Cometa – Giovanni Cancemi/Shutterstock.com
Das interstellare Objekt 3I/ATLAS enthüllt ein Netzwerk aus sieben Jets in Bildern, die am 8. November 2025 um 04:10 UT aufgenommen wurden. Die Astronomen M. Jäger, G. Rhemann und E. Prosperi haben eine Reihe gestapelter Fotos erhalten, die eine komplexe Struktur zeigen. Der in einer Höhe von 29° positionierte Komet wies mehrere Ströme ausgeschleuderten Materials auf.
Die Beobachtung fand unter bestimmten Nachthimmelbedingungen statt. Um schwache Details hervorzuheben, verwendeten die Forscher Stapeltechniken. Die Entdeckung verändert frühere Ansichten über die Aktivität des Objekts.
- Sieben verschiedene Jets scheinen ausgerichtet zu sein.
- Ausgeworfenes Material bildet symmetrische Muster.
- Verarbeitete Bilder verdeutlichen Gas- und Staubemissionen.
🚨 New: 3I/ATLAS reveals a network of seven jets not one, not two but seven.
At 04:10 UT, Nov 8 2025, astronomers M. Jäger, G. Rhemann, and E. Prosperi captured a new series of stacked images of the interstellar object 3I/ATLAS and what they saw changes everything.
At just 29°… pic.twitter.com/9aWJm0Ehi6
— Skywatch Signal (@UAPWatchers) November 8, 2025
Eingesetzte Erfassungstechniken
Astronomen verwendeten die Bildstapelmethode, um die Schärfe zu erhöhen. Jedes einzelne Bild erfasste subtile Emissionen des Kometen.
Durch die Vollbelichtung konnten wir Strukturen sichtbar machen, die auf einzelnen Fotos nicht zu sehen sind. Hochempfindliche Geräte zeichneten Helligkeitsschwankungen in den Jets auf.
Struktur der beobachteten Jets
Zwei Hauptdüsen reichen über größere Entfernungen als die anderen. Die kleineren Flüsse verbinden sich mit dem zentralen Bereich des Objekts. Die Konfiguration bildet ein miteinander verbundenes Emissionsnetzwerk.
Beobachtungsbedingungen
Der Komet befand sich zum Zeitpunkt der Aufnahme 29° über dem Horizont. Die Weltzeit von 04:10 UT begünstigte die Sicht an ausgewählten Orten.

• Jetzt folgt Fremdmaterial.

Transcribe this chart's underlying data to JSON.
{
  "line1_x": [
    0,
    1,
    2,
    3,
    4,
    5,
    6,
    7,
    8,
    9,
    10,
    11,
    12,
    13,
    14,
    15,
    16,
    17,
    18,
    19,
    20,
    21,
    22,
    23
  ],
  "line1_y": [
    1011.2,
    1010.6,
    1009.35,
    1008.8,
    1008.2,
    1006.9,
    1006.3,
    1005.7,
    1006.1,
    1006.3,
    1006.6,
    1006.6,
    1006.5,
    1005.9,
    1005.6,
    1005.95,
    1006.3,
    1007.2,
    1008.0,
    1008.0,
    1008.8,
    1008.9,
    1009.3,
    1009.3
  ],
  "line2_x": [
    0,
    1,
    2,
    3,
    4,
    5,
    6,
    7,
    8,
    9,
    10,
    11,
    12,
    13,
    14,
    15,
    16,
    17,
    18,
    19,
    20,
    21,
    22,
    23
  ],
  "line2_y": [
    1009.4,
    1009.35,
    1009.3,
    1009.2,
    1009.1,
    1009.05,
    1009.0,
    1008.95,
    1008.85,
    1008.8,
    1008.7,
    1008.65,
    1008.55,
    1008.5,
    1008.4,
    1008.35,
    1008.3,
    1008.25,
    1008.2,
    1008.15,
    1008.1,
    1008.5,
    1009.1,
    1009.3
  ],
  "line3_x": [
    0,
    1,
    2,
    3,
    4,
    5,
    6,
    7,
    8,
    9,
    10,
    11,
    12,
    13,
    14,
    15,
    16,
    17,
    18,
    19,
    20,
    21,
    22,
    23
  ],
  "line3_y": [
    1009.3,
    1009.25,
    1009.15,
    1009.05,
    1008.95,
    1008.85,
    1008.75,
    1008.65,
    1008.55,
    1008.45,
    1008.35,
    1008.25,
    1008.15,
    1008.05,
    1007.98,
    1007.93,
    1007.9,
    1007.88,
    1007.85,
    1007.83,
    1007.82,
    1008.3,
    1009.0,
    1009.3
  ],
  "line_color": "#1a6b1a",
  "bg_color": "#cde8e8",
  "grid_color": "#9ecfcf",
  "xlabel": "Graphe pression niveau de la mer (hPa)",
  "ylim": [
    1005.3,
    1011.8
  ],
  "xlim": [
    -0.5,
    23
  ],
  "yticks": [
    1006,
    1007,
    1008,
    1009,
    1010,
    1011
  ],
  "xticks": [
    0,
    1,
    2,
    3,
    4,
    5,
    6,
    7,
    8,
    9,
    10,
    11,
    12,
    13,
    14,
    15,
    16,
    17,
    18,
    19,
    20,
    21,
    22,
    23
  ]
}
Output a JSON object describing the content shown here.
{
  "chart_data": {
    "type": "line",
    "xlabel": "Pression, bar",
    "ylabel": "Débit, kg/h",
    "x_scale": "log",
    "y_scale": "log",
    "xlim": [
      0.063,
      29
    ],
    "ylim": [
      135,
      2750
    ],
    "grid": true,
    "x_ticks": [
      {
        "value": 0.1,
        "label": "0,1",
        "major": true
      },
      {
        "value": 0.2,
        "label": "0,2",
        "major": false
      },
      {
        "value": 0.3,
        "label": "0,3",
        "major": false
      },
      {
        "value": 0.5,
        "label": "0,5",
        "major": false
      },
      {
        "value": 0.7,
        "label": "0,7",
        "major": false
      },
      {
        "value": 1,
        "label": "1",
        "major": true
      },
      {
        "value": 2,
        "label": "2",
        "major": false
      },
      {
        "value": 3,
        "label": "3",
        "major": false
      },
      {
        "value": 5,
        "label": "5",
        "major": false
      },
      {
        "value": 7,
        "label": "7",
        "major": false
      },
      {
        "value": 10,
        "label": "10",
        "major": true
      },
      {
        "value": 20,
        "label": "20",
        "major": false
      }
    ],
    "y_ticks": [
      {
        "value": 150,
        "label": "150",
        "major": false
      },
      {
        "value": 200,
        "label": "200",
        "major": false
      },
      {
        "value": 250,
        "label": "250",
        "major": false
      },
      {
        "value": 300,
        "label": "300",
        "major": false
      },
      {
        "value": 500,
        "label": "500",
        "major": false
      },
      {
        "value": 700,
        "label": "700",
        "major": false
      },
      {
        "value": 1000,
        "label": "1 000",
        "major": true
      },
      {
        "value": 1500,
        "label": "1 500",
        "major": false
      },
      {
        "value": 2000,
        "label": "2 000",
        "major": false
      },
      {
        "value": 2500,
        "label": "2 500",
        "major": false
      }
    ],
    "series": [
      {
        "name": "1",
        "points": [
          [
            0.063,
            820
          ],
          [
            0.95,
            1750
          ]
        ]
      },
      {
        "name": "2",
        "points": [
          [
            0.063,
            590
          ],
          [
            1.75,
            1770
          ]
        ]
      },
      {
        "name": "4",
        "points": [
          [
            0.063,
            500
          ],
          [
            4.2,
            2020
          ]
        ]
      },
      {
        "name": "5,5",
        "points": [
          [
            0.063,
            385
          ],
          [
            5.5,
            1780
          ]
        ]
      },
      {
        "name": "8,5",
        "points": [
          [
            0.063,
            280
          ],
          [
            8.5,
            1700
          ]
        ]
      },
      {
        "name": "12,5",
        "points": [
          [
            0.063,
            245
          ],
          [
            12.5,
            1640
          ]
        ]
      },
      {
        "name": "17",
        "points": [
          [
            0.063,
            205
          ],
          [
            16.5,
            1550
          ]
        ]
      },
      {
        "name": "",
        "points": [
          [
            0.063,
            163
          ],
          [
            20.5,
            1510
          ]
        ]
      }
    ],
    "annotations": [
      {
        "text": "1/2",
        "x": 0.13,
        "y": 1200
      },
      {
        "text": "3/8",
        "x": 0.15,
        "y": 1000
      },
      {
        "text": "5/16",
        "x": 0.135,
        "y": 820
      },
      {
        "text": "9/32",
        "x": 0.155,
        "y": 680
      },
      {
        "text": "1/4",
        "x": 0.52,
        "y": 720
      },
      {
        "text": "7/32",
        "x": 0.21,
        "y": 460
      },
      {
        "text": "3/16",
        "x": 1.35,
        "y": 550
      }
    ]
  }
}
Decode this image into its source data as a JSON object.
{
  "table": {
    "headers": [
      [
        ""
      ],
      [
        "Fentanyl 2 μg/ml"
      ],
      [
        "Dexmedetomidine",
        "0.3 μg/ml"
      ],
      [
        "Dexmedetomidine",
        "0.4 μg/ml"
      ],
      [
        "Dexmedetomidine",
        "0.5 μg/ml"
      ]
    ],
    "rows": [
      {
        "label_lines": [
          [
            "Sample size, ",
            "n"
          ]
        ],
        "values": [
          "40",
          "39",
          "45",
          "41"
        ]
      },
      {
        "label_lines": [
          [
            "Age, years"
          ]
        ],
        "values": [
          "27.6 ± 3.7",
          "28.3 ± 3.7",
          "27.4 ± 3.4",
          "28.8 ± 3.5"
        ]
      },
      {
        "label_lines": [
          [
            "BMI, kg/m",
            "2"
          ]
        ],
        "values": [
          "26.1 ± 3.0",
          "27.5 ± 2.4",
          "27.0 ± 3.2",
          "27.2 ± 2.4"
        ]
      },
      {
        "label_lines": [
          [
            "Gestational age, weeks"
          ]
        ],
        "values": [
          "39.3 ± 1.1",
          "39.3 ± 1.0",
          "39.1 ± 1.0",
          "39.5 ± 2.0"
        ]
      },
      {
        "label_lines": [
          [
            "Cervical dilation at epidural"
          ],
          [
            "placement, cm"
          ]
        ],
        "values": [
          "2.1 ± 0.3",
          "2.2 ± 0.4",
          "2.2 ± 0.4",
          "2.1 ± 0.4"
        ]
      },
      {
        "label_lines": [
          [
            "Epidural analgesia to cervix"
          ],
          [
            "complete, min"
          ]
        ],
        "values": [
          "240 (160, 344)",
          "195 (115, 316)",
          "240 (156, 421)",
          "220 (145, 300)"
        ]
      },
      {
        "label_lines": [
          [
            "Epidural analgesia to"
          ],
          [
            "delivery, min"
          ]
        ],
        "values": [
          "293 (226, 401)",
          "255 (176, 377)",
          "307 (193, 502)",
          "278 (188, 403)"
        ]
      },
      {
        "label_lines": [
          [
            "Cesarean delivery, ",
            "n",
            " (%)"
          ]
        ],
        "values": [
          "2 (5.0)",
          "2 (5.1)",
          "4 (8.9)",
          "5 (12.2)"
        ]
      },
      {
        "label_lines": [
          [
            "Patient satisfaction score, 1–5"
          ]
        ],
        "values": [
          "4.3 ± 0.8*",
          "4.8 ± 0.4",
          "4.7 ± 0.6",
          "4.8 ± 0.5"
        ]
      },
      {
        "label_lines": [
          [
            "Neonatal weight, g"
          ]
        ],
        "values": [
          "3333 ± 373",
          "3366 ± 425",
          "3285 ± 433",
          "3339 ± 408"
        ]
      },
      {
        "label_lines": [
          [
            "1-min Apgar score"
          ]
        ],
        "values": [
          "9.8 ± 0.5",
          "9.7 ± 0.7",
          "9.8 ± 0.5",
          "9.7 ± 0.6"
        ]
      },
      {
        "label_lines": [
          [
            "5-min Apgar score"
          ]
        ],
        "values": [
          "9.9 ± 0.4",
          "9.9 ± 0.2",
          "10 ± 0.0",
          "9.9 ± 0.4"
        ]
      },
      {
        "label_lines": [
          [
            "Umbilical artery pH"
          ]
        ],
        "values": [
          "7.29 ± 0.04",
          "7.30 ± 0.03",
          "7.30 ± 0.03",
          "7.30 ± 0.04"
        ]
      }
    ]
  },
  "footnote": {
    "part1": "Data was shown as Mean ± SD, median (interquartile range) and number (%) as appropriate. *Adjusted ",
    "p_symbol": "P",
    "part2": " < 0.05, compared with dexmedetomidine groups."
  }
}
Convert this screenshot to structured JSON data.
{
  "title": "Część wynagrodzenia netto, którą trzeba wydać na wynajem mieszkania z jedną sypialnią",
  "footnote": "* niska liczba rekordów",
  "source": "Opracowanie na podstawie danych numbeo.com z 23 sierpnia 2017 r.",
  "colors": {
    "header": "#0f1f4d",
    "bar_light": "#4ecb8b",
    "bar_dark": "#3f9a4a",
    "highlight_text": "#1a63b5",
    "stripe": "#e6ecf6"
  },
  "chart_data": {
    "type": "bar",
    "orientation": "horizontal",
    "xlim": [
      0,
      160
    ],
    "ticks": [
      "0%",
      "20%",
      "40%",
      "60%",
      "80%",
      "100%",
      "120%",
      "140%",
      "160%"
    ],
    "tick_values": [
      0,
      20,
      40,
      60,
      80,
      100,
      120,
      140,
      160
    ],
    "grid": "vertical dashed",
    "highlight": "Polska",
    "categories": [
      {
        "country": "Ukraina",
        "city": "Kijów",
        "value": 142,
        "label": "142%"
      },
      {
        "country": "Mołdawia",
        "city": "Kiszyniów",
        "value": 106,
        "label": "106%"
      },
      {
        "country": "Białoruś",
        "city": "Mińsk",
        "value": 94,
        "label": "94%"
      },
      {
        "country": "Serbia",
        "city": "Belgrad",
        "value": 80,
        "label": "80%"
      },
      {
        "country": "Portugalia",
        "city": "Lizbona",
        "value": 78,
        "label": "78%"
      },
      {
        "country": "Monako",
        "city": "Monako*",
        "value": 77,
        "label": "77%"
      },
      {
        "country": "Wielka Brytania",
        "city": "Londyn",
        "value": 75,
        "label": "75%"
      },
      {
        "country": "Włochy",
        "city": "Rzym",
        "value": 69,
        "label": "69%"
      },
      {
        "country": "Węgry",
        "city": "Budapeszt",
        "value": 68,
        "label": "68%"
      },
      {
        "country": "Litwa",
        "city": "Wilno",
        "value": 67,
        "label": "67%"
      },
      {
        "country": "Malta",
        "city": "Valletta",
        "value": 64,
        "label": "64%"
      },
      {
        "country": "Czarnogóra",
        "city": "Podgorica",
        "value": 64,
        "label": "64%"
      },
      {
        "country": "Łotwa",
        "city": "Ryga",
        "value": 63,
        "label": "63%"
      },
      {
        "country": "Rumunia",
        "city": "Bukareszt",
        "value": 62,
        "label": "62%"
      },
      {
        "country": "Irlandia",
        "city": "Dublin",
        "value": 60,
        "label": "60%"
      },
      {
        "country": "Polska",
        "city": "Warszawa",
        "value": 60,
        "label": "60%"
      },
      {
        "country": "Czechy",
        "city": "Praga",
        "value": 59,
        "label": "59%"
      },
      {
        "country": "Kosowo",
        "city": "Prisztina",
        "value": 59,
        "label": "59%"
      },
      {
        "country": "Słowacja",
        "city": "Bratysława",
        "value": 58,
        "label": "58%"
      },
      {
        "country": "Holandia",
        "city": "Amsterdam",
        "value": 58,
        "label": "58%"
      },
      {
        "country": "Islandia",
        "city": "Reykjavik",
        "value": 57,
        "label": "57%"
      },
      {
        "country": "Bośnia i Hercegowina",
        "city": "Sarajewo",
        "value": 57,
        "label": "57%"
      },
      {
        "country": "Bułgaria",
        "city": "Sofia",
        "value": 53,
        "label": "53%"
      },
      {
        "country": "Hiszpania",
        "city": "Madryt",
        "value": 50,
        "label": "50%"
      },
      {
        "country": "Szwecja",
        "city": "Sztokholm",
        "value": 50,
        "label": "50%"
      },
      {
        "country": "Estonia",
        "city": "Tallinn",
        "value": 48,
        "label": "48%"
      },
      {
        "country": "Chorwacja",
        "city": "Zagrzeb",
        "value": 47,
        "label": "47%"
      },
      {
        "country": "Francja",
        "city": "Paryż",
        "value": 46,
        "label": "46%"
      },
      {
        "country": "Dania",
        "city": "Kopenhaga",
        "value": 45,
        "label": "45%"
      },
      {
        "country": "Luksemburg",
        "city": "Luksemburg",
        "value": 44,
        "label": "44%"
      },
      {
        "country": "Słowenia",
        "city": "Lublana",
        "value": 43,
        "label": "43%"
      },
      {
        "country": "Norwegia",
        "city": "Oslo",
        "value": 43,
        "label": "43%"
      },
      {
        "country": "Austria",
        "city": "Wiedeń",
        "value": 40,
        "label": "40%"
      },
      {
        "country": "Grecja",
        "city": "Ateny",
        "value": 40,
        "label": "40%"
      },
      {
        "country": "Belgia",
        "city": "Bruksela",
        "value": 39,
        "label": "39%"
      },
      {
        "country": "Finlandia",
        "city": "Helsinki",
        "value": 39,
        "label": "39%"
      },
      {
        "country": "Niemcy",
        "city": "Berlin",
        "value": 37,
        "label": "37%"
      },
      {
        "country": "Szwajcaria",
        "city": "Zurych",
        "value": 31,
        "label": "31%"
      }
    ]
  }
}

Astronomen haben Teleskope an Orten mit geringer atmosphärischer Turbulenz positioniert. Die geringe Flughöhe erforderte präzise optische Korrekturen.
Auswirkungen auf das Jet-Netzwerk
Das Vorhandensein von sieben Jets weist auf eine intensive Aktivität im Kern hin. Das interstellare Objekt stößt gleichzeitig Material in mehrere Richtungen aus.
Asymmetrische Strukturen deuten auf eine unregelmäßige Rotation des Kometen hin. Die Jets offenbaren eine flüchtige Zusammensetzung, die reich an Gasen ist.
Details zu den beteiligten Forschern
M. Jäger, G. Rhemann und E. Prosperi arbeiteten bei der Beobachtungssitzung zusammen. Jeder Astronom steuerte spezielle Ausrüstung bei.
Das Team verarbeitete Daten in Echtzeit, um die Ergebnisse zu validieren. Die Bildserie wird in Laboren zusätzlich analysiert.
Emissionsmuster identifiziert
- Der zentrale Strahl strahlt mit größerer Intensität aus.
- Seitenpaare weisen teilweise Symmetrie auf.
- Peripherieemissionen verbinden Hauptstrukturen.
- Muster variieren im Laufe der Zeit in der Helligkeit.
Das gesamte Netzwerk deckt einen ausgedehnten Bereich rund um den Kern ab. Zukünftige Beobachtungen werden die Entwicklung der Ströme überwachen.